La réserve naturelle de Redu est de la taille d’un jardin citadin. Elle se trouve au confluent de l’Our et de la Lesse, rivière qui furent si bien décrites par Adrien DE PREMOREL:

« La Lesse commence, au sortir des prés de Maissin, son plus long parcours à travers bois.
Elle devient ici la rivière des merles d’eau, des loutres et des martins-pêcheurs,
la rivière des truites aussi qui la traversent de flèches sombres.
Les grandes libellules, chassant phalènes et moustiques, la survolent en éclairs;
de merveilleux papillons étalent, sur ses bords, le velours chatoyant de leurs ailes.
Elle chante pour la forêt dont les arbres, parfois, croisent au-dessus d’elle leurs branches en arcades,
pour les vies discrètes qui s’épanouissent à leur ombre …
Dans un site aimé des chevreuils, elle reçoit les eaux de l’Our, rivière capricieuse.
Les Deux Eaux, torrentueuses et bruyantes s’unissent dans la solitude ».

Des photos de Georges MATAGNE publiées en 1946 dans Parcs nationaux par M. BOUILLENNE-WALRAND illustrent parfaitement la beauté des deux rivières « en fleurs », bordées de trèfle d’eau (Menyanthes trifoliata), de rubanier rameux (Sparganium erectum) et d’iris jaune (Iris pseudacorus). Jadis, les fonds de vallées étaient occupés par des prairies de fauche, exploitées pour le foin qui était remonté dans les villages par des chemins en pente douce.

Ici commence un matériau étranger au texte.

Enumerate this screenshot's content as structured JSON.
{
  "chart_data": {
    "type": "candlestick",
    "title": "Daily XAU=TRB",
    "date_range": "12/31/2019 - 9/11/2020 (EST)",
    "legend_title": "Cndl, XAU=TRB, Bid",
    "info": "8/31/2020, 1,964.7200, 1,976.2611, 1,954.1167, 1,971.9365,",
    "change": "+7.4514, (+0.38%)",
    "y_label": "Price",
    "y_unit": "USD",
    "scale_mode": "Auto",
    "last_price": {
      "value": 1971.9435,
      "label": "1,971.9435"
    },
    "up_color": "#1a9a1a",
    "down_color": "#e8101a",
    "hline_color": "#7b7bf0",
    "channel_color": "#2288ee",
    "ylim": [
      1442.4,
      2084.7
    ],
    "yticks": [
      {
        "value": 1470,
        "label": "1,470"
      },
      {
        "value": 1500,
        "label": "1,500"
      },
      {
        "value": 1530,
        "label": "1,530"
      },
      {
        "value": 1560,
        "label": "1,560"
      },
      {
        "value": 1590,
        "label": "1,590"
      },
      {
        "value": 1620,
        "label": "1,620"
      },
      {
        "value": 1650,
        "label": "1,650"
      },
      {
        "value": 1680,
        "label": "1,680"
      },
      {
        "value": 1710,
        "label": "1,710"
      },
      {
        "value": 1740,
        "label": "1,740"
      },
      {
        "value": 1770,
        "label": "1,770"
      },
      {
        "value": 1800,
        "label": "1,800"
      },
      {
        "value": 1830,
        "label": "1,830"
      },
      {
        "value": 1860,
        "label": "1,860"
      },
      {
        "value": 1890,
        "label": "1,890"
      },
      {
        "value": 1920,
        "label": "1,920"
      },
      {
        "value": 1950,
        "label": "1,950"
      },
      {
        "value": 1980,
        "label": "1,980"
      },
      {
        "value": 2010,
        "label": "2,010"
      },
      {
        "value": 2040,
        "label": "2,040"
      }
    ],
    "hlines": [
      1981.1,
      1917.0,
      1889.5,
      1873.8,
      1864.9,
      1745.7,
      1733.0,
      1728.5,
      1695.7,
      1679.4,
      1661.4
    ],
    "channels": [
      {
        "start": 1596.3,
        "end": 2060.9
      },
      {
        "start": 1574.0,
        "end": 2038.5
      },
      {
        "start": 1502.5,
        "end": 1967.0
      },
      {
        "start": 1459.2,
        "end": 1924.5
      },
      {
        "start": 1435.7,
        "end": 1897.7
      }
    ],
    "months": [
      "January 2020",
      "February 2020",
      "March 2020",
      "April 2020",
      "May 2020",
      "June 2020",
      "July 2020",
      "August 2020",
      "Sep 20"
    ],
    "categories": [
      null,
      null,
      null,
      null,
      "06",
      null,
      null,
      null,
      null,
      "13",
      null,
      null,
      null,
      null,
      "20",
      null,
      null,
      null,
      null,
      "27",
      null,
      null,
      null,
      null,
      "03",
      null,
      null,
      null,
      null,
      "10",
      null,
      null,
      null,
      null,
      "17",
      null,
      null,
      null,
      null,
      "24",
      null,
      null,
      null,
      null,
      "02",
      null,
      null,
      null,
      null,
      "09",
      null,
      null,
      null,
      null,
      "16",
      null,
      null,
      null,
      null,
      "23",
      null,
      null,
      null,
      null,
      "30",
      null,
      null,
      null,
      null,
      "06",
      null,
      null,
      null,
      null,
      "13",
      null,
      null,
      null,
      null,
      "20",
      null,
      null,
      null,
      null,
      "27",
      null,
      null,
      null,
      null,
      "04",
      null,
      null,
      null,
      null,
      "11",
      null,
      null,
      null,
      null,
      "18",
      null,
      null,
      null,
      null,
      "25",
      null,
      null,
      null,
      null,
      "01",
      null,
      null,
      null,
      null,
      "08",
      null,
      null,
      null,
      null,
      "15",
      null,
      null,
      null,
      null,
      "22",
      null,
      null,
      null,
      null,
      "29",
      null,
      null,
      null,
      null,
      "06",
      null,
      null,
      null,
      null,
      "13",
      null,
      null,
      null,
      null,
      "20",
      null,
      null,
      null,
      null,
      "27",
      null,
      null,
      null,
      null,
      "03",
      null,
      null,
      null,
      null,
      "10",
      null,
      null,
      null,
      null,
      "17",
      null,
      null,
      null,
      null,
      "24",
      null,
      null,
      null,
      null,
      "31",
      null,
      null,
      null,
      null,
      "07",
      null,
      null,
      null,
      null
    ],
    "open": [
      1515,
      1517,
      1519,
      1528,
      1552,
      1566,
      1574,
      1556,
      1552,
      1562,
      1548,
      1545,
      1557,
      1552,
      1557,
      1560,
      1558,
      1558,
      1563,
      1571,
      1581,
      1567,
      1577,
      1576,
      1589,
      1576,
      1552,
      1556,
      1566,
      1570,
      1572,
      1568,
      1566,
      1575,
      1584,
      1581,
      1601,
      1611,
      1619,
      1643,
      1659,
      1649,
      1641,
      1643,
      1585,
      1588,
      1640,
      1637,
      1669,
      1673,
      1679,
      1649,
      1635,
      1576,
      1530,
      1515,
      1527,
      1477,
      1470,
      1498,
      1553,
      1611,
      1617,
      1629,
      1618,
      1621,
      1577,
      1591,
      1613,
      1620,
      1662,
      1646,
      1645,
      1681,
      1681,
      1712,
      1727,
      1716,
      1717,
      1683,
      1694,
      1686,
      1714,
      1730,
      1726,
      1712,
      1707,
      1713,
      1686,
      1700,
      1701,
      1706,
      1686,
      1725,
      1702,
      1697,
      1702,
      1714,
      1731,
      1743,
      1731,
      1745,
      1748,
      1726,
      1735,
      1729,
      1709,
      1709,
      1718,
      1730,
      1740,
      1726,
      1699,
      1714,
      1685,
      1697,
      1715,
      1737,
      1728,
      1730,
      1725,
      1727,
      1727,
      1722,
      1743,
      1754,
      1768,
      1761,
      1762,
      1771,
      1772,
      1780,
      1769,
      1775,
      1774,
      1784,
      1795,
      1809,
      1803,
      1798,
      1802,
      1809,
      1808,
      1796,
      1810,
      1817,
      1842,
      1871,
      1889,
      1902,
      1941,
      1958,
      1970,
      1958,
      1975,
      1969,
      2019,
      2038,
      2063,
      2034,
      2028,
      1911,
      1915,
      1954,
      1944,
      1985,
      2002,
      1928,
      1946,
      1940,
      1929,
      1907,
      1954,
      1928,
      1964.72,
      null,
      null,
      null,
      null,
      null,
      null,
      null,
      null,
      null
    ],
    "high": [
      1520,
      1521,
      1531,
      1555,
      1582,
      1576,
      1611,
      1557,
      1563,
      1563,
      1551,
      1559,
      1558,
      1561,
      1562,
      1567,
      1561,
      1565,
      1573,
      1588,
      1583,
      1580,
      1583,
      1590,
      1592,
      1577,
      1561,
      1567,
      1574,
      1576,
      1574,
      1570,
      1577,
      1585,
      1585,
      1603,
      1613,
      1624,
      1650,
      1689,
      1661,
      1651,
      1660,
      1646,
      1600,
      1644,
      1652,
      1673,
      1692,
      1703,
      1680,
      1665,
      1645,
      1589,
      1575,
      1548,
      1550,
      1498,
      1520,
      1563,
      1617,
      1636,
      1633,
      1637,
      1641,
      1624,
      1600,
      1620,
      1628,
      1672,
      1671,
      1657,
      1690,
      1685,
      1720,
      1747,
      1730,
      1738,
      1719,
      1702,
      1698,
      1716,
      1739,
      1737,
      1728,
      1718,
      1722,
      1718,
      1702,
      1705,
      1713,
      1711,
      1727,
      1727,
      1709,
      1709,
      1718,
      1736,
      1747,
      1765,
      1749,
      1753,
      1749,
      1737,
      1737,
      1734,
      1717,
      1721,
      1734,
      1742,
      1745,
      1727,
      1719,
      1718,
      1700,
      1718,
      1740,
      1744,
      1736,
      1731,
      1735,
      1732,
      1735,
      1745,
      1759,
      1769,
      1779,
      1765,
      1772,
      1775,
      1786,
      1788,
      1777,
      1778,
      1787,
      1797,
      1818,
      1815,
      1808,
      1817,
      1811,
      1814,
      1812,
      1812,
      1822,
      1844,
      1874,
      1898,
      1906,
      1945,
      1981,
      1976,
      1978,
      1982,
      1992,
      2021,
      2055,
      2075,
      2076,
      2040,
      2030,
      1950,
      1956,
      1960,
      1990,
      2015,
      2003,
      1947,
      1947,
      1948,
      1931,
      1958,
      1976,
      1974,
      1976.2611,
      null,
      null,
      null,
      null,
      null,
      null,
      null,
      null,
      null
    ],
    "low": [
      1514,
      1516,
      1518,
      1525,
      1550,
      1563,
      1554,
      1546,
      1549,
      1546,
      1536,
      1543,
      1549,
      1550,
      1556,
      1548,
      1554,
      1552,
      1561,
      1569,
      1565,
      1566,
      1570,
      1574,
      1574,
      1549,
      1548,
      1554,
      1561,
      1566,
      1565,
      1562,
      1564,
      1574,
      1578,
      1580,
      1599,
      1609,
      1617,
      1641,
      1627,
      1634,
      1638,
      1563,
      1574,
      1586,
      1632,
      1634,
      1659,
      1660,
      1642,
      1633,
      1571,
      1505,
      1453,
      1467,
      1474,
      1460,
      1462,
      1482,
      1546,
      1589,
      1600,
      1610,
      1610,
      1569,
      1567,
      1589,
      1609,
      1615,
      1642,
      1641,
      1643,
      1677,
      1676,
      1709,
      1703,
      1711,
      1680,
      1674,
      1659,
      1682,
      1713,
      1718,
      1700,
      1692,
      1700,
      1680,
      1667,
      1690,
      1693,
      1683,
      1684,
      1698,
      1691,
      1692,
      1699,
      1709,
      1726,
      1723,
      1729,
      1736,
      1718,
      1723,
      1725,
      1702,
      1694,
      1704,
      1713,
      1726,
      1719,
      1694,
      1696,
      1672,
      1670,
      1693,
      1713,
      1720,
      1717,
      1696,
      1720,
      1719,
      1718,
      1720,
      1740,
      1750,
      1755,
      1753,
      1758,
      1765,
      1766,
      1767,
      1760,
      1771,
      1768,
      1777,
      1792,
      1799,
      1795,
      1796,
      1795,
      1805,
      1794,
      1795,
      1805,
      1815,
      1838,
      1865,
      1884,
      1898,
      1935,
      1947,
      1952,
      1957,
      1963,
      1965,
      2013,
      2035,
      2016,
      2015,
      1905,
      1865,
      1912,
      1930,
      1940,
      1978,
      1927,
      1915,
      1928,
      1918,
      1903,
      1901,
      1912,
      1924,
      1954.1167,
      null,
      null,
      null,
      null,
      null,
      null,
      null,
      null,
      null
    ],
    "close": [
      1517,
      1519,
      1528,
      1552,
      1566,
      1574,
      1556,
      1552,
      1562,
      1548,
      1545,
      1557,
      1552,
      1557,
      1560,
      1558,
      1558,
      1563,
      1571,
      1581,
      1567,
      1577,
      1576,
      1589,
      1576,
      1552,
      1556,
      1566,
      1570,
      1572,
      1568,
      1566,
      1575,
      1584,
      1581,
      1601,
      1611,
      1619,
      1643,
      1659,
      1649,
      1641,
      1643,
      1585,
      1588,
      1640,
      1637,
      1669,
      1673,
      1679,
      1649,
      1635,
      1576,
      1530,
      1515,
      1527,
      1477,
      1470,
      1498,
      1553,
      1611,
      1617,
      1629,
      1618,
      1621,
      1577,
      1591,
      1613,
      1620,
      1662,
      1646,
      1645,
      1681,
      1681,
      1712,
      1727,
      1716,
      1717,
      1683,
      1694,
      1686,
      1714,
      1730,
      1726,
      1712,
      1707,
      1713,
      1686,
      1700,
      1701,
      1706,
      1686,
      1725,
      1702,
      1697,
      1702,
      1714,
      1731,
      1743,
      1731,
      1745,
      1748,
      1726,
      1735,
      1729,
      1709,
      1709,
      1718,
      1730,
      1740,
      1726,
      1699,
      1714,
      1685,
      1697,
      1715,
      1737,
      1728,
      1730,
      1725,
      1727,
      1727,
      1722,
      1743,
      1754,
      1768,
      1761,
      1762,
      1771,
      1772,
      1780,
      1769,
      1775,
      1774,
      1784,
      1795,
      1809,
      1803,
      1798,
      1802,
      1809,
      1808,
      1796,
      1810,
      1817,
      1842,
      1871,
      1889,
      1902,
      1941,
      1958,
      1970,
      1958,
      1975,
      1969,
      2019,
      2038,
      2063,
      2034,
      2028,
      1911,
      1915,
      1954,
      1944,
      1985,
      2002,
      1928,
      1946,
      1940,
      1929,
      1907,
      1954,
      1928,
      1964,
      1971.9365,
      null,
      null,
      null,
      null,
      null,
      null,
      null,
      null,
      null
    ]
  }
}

A proximité du confluent, des prés de fauche humide à reine des prés (Filipendula ulmaria) ont été décrits par DUVIGNEAUD (1964). Ils abritaient entre autres le populage des marais (Caltha palustris), le jonc acutiflore (Juncus acutiflorus), la bistorte (Polygonum bistorta), le comaret (Comarum palustre), la violette des marais (Viola palustris) et même en bordure de chemin la minuscule wahlenbergie (Wahlenbergia hederacea) qui porte en été de petites clochettes bleu pâle.

Mais l’exploitation des prés de fauche a cessé et les parcelles ont été enrésinées ou se sont progressivement boisées. Tel est le cas de la réserve de Redu qui, en près d’un demi-siècle, a disparu sous les broussailles.